8. Keep the Records of Relevant Documents
Make sure that you document everything divorce related. A narcissist may have tendency not to tell the truth. That’s why is very important that you make copies of all the important documents and relevant correspondence.
In addition, don’t have a conversation with your narcissist ex anywhere other than in writing. Otherwise, she/he will turn your words upside down in front of the judge. Keeping a record of the important documentation and communication is the only way to ensure fair play during the divorce process.

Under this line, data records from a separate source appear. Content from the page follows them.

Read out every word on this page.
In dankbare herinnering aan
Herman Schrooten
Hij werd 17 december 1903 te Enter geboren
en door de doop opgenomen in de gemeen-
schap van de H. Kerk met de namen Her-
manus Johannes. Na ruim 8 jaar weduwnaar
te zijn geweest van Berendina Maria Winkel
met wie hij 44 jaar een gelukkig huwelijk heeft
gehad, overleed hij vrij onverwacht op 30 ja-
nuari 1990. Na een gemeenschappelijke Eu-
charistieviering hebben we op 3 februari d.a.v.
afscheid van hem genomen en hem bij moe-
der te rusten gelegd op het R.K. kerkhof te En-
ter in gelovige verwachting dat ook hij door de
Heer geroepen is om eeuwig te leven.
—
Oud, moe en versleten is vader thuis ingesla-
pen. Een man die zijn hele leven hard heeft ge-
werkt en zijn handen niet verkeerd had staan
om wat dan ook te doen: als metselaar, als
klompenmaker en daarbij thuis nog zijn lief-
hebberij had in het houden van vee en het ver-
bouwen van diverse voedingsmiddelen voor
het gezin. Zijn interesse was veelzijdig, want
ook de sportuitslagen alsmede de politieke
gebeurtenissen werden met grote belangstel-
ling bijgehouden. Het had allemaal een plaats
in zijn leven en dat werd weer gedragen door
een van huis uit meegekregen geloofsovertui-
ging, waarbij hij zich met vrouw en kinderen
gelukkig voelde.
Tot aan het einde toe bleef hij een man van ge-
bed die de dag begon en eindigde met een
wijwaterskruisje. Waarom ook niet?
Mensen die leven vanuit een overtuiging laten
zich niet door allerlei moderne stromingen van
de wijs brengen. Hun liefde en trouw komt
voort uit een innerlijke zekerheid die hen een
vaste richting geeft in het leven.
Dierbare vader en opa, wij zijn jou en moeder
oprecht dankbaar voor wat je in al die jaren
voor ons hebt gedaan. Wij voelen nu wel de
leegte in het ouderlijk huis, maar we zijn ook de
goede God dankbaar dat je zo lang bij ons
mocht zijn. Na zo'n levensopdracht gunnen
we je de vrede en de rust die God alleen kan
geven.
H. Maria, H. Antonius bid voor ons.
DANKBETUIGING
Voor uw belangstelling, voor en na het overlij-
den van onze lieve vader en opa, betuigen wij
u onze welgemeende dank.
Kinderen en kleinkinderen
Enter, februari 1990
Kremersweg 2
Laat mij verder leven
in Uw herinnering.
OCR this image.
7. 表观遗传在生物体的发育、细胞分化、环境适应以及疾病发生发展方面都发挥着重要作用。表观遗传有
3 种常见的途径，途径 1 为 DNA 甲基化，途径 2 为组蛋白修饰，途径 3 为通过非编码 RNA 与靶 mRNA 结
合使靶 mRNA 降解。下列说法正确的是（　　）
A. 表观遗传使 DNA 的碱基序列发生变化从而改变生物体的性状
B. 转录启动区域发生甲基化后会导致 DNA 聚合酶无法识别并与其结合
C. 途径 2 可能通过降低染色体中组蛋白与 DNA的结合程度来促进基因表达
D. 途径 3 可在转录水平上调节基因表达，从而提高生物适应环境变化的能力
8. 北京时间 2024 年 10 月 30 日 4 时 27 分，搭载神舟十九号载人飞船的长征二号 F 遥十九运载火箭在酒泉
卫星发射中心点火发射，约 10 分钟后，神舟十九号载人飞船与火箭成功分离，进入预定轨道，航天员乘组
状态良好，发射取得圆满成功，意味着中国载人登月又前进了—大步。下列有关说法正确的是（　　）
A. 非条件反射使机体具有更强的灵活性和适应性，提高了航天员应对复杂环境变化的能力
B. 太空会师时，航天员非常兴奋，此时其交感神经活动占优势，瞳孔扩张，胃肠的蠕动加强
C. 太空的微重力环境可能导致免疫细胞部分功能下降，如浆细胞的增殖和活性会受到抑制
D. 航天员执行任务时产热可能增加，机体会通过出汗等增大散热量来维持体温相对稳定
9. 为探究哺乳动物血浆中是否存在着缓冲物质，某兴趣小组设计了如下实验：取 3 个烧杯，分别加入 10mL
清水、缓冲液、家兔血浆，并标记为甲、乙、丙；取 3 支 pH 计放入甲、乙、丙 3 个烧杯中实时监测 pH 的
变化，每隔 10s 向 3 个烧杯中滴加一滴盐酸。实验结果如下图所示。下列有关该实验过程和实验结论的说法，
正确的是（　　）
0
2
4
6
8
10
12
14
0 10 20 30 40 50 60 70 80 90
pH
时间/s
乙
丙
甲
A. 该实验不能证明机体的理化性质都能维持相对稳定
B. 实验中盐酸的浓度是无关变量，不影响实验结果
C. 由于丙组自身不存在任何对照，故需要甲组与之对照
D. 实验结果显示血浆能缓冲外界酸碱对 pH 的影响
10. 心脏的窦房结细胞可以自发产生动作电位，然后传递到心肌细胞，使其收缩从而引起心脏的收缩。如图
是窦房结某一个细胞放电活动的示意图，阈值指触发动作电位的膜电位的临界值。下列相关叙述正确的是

9. Don’t Expect Your Narcissist Ex’s Cooperation
Don’t expect your ex-spouse to co-parent. Maintain your boundaries firm and clear. Do not let your narcissist ex to manipulate you by saying how much he misses you and the kids and wants to spend holidays or birthdays together.
Keep your life completely separate from your ex’s and organize family celebrations separately. Make sure that your children feel supported and loved when they are with you.
Also, don’t expect your ex to be cooperative during the divorce process. Remember, a narcissists believes that he is above the law and feels that the rules don’t apply to him. As always, your narcissist ex-partner will probably feel entitled to bully, control or manipulate you during the divorce procedure. Remember, they always perceive themselves as victims.
During the divorce process, your narcissist ex may refuse to negotiate, provide important documentation or may disobey court orders. Be prepared for this so you don’t lose your nerves during the course of the divorce.
10. Hire a Good Divorce Attorney
Make sure you find an experienced family or marriage lawyer who knows how to handle the uniqueness of your situation. A top-notch one who will not respond to your ex’s drama or advise you to defend yourself from the narcissist’s allegations.
Also, you want to make sure that you choose a lawyer who will get a fair settlement for you and your children. So, look for the attorneys with good references, make a list and hire the one you feel is the best fit for your situation.
Divorce is a harsh experience in itself. Having an ex that is a narcissist makes it a thousand times harder. You need to gather your strengths. Use the support system. Find an experienced therapist or marriage counselor. It will be over eventually. However, you want to make sure to get there sane.